THE MONROE DOCTRINE

Metternich hesitated. Personally he would have been willing to risk the displeasure of the United States (which had allowed both its army and navy to fall into neglect since the end of the Anglo-American war of the year 1812.) But Canning’s threatening attitude and trouble on the continent forced him to be careful. The expedition never took place and South America and Mexico gained their independence.

As for the troubles on the continent of Europe, they were coming fast and furious. The Holy Alliance had sent French troops to Spain to act as guardians of the peace in the year 1820. Austrian troops had been used for a similar purpose in Italy when the “Carbonari” (the secret society of the Charcoal Burners) were making propaganda for a united Italy and had caused a rebellion against the unspeakable Ferdinand of Naples.

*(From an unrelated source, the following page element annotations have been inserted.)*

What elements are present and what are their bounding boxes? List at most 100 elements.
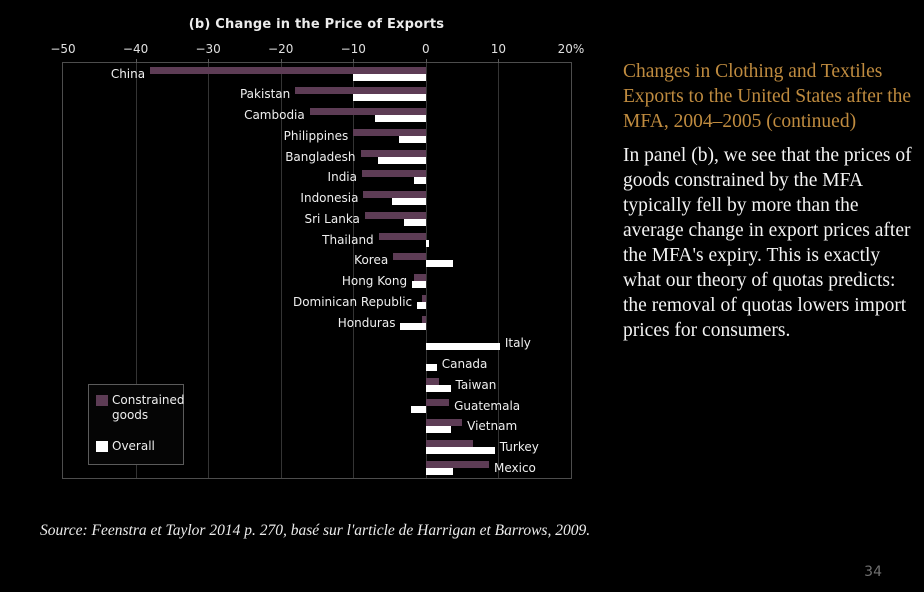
x-tick-label: −30 [195,42,221,56]
country-label: Italy [504,336,531,351]
bar-overall [353,94,426,102]
legend-item-overall: Overall [96,439,177,454]
bar-constrained [425,440,473,447]
bar-constrained [425,460,489,468]
chart-row-taiwan: Taiwan [63,374,571,395]
chart-row-hong-kong: Hong Kong [63,271,571,292]
x-tick-label: −20 [268,42,294,56]
x-tick-label: 10 [490,42,507,56]
bar-constrained [309,108,426,115]
bar-overall [412,281,426,288]
chart-row-india: India [63,167,571,188]
bar-constrained [422,294,426,302]
country-label: Canada [441,357,488,371]
country-label: Taiwan [455,377,497,392]
bar-constrained [364,211,426,219]
legend-item-constrained-goods: Constrained goods [96,393,185,423]
constrained-goods-swatch-icon [96,395,108,406]
country-label: Thailand [322,232,374,247]
bar-overall [425,384,451,392]
bar-constrained [360,149,426,157]
chart-row-pakistan: Pakistan [63,84,571,105]
bar-constrained [425,398,450,406]
country-label: Vietnam [467,419,518,434]
country-label: Dominican Republic [292,294,413,309]
bar-overall [425,343,500,351]
bar-constrained [378,232,426,240]
x-tick-label: −40 [122,42,149,56]
bar-overall [391,198,426,205]
chart-row-thailand: Thailand [63,229,571,250]
gridline-0 [425,63,427,478]
gridline-10 [498,63,500,478]
chart-row-honduras: Honduras [63,312,571,333]
legend-label: Constrained goods [112,393,185,422]
side-text-panel: Changes in Clothing and Textiles Exports… [623,59,916,343]
tick-mark--40 [135,59,137,63]
gridline--40 [135,63,137,478]
bar-overall [399,135,426,143]
chart-title: (b) Change in the Price of Exports [188,17,445,32]
tick-mark--20 [280,59,282,63]
source-citation: Source: Feenstra et Taylor 2014 p. 270, … [40,522,591,539]
overall-swatch-icon [96,441,108,452]
bar-overall [404,218,426,226]
country-label: Sri Lanka [304,211,360,226]
gridline--10 [353,63,355,478]
chart-row-korea: Korea [63,250,571,271]
country-label: Honduras [337,315,396,330]
country-label: Turkey [499,440,539,454]
bar-constrained [422,315,426,323]
gridline--20 [280,63,282,478]
slide-heading: Changes in Clothing and Textiles Exports… [623,61,912,132]
bar-constrained [353,128,426,136]
country-label: Indonesia [300,191,359,205]
chart-legend: Constrained goods Overall [88,384,185,465]
tick-mark-0 [425,59,427,63]
bar-constrained [425,377,439,385]
chart-row-vietnam: Vietnam [63,416,571,437]
chart-row-china: China [63,63,571,84]
bar-overall [400,322,426,330]
country-label: Hong Kong [341,274,408,288]
chart-row-dominican-republic: Dominican Republic [63,291,571,312]
chart-row-italy: Italy [63,333,571,354]
bar-overall [377,156,426,164]
bar-overall [413,177,426,185]
bar-overall [425,467,453,475]
chart-row-philippines: Philippines [63,125,571,146]
bar-overall [417,301,426,309]
gridline--30 [208,63,210,478]
page-number: 34 [864,564,882,580]
country-label: Bangladesh [285,149,356,164]
chart-row-indonesia: Indonesia [63,188,571,209]
x-tick-label: 20% [557,42,585,56]
bar-overall [410,405,426,413]
bar-overall [353,73,426,81]
tick-mark--10 [353,59,355,63]
country-label: Guatemala [454,398,521,413]
slide-body-text: In panel (b), we see that the prices of … [623,145,912,341]
bar-overall [425,447,495,454]
country-label: China [110,66,146,81]
bar-constrained [295,87,426,95]
bar-constrained [413,274,426,281]
chart-row-turkey: Turkey [63,437,571,458]
chart-row-guatemala: Guatemala [63,395,571,416]
legend-label: Overall [112,439,155,453]
country-label: Cambodia [244,108,305,122]
country-label: Philippines [283,128,349,143]
bar-constrained [393,253,426,261]
tick-mark-10 [498,59,500,63]
bar-constrained [363,191,426,198]
bar-overall [425,426,451,434]
x-tick-label: −10 [340,42,366,56]
country-label: Pakistan [239,87,291,102]
bar-overall [425,364,437,371]
bar-overall [425,239,430,247]
chart-row-bangladesh: Bangladesh [63,146,571,167]
bar-overall [425,260,453,268]
x-tick-label: −50 [50,42,76,56]
country-label: Korea [354,253,389,268]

Bad news also came from Russia where the death of Alexander had been the sign for a revolutionary outbreak in St. Petersburg, a short but bloody upheaval, the so-called Dekaberist revolt (because it took place in December,) which ended with the hanging of a large number of good patriots who had been disgusted by the reaction of Alexander’s last years and had tried to give Russia a constitutional form of government.

But worse was to follow. Metternich had tried to assure himself of the continued support of the European courts by a series of conferences at Aix-la-Chapelle, at Troppau, at Laibach, and finally at Verona. The delegates from the different powers duly travelled to these agreeable watering places where the Austrian prime minister used to spend his summers. They always promised to do their best to suppress revolt but they were none too certain of their success. The spirit of the people was beginning to be ugly and especially in France the position of the king was by no means satisfactory.

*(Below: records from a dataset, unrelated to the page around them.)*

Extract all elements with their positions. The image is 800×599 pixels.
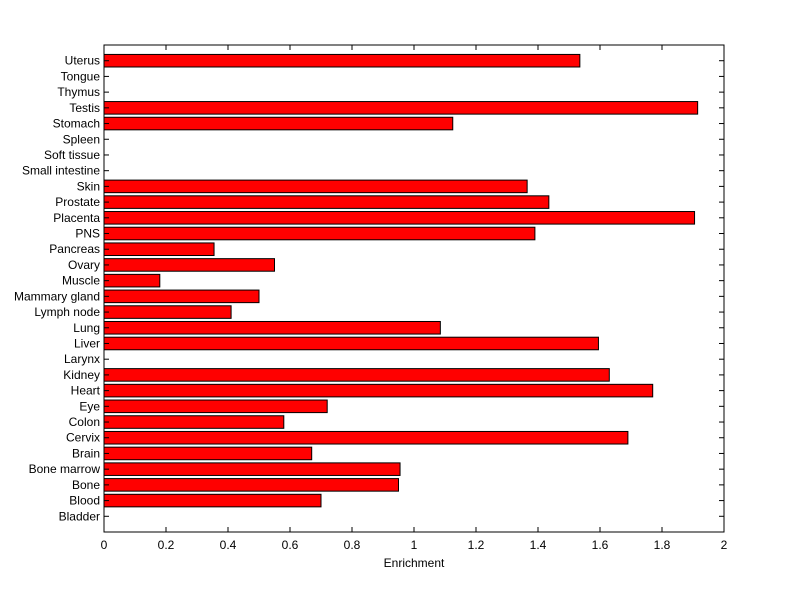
bar-lymph-node — [103, 305, 232, 319]
bar-bone — [103, 478, 399, 492]
category-label-skin: Skin — [77, 179, 100, 193]
category-label-placenta: Placenta — [53, 211, 100, 225]
bar-bone-marrow — [103, 462, 401, 476]
category-label-larynx: Larynx — [64, 352, 100, 366]
bar-liver — [103, 336, 599, 351]
x-tick-label-7: 1.4 — [530, 538, 547, 552]
bar-lung — [103, 320, 441, 335]
category-label-lung: Lung — [73, 321, 100, 335]
bar-pancreas — [103, 242, 215, 257]
category-label-testis: Testis — [69, 101, 100, 115]
bar-heart — [103, 383, 654, 398]
category-label-pns: PNS — [75, 227, 100, 241]
x-tick-label-6: 1.2 — [468, 538, 485, 552]
category-label-brain: Brain — [72, 446, 100, 460]
bar-testis — [103, 101, 699, 115]
bar-cervix — [103, 430, 629, 445]
category-label-pancreas: Pancreas — [49, 242, 100, 256]
category-label-bone-marrow: Bone marrow — [29, 462, 101, 476]
category-label-eye: Eye — [79, 399, 100, 413]
bar-ovary — [103, 258, 275, 272]
bar-prostate — [103, 195, 550, 209]
x-tick-label-8: 1.6 — [592, 538, 609, 552]
category-label-blood: Blood — [69, 494, 100, 508]
category-label-heart: Heart — [71, 384, 101, 398]
category-label-kidney: Kidney — [63, 368, 100, 382]
x-tick-label-10: 2 — [721, 538, 728, 552]
x-tick-labels: 0 0.2 0.4 0.6 0.8 1 1.2 1.4 1.6 1.8 2 — [101, 538, 728, 552]
bar-mammary-gland — [103, 289, 260, 304]
category-label-mammary-gland: Mammary gland — [14, 289, 100, 303]
category-label-bone: Bone — [72, 478, 100, 492]
x-tick-label-0: 0 — [101, 538, 108, 552]
category-label-uterus: Uterus — [65, 54, 100, 68]
category-label-bladder: Bladder — [59, 509, 100, 523]
bar-kidney — [103, 368, 610, 382]
ticks-group — [103, 45, 725, 532]
bar-pns — [103, 226, 536, 241]
category-label-cervix: Cervix — [66, 431, 100, 445]
category-label-ovary: Ovary — [68, 258, 100, 272]
category-label-prostate: Prostate — [55, 195, 100, 209]
category-label-lymph-node: Lymph node — [34, 305, 100, 319]
bar-blood — [103, 493, 322, 508]
x-tick-label-2: 0.4 — [220, 538, 237, 552]
bar-placenta — [103, 211, 696, 225]
bar-stomach — [103, 116, 454, 131]
category-label-thymus: Thymus — [57, 85, 100, 99]
x-axis-label: Enrichment — [384, 556, 445, 570]
bar-eye — [103, 399, 328, 414]
category-label-muscle: Muscle — [62, 274, 100, 288]
bar-skin — [103, 179, 528, 194]
category-label-liver: Liver — [74, 336, 100, 350]
category-label-spleen: Spleen — [63, 132, 100, 146]
bar-brain — [103, 446, 313, 461]
x-tick-label-5: 1 — [411, 538, 418, 552]
x-tick-label-1: 0.2 — [158, 538, 175, 552]
bar-muscle — [103, 273, 161, 288]
category-label-colon: Colon — [69, 415, 100, 429]
x-tick-label-4: 0.8 — [344, 538, 361, 552]
category-label-small-intestine: Small intestine — [22, 164, 100, 178]
category-label-soft-tissue: Soft tissue — [44, 148, 100, 162]
x-tick-label-9: 1.8 — [654, 538, 671, 552]
x-tick-label-3: 0.6 — [282, 538, 299, 552]
bar-uterus — [103, 53, 581, 68]
category-label-tongue: Tongue — [61, 69, 101, 83]
category-label-stomach: Stomach — [53, 117, 100, 131]
axes-frame — [103, 44, 725, 533]
bar-colon — [103, 415, 285, 429]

The real trouble however began in the Balkans, the gate-way to western Europe through which the invaders of that continent had passed since the beginning of time. The first outbreak was in Moldavia, the ancient Roman province of Dacia which had been cut off from the Empire in the third century. Since then, it had been a lost land, a sort of Atlantis, where the people had continued to speak the old Roman tongue and still called themselves Romans and their country Roumania. Here in the year 1821, a young Greek, Prince Alexander Ypsilanti, began a revolt against the Turks. He told his followers that they could count upon the support of Russia. But Metternich’s fast couriers were soon on their way to St. Petersburg and the Tsar, entirely persuaded by the Austrian arguments in favor of “peace and stability,” refused to help. Ypsilanti was forced to flee to Austria where he spent the next seven years in prison.

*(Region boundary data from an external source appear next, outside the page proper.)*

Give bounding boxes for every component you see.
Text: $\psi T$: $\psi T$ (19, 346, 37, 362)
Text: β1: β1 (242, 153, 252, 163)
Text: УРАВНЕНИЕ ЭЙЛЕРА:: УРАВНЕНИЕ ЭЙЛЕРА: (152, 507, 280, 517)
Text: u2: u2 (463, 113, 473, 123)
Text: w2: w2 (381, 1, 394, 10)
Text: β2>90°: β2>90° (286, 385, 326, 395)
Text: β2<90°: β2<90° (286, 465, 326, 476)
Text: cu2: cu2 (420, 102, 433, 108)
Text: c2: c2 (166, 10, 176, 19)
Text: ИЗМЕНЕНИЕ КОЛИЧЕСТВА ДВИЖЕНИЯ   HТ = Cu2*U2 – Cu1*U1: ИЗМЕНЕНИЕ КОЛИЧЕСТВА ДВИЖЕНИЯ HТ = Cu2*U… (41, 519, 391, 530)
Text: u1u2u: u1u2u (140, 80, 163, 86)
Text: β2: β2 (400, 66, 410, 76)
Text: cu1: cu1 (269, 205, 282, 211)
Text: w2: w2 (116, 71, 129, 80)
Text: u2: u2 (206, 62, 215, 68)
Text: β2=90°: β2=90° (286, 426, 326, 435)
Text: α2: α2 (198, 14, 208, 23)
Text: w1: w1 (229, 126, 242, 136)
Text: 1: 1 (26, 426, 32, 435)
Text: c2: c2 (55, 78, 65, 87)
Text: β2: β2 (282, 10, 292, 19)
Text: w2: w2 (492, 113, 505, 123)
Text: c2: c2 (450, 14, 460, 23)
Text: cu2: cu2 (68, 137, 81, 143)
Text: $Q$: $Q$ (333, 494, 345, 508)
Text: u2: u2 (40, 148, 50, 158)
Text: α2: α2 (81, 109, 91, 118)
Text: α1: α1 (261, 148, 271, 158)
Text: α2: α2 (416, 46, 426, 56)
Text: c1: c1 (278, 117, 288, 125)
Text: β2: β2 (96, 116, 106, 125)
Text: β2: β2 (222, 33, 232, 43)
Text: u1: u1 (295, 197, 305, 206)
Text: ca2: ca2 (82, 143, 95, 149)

In the same year, 1821, trouble began in Greece. Since 1815 a secret society of Greek patriots had been preparing the way for a revolt. Suddenly they hoisted the flag of independence in the Morea (the ancient Peloponnesus) and drove the Turkish garrisons away. The Turks answered in the usual fashion. They took the Greek Patriarch of Constantinople, who was regarded as their Pope both by the Greeks and by many Russians, and they hanged him on Easter Sunday of the year 1821, together with a number of his bishops. The Greeks came back with a massacre of all the Mohammedans in Tripolitsa, the capital of the Morea and the Turks retaliated by an attack upon the island of Chios, where they murdered 25,000 Christians and sold 45,000 others as slaves into Asia and Egypt.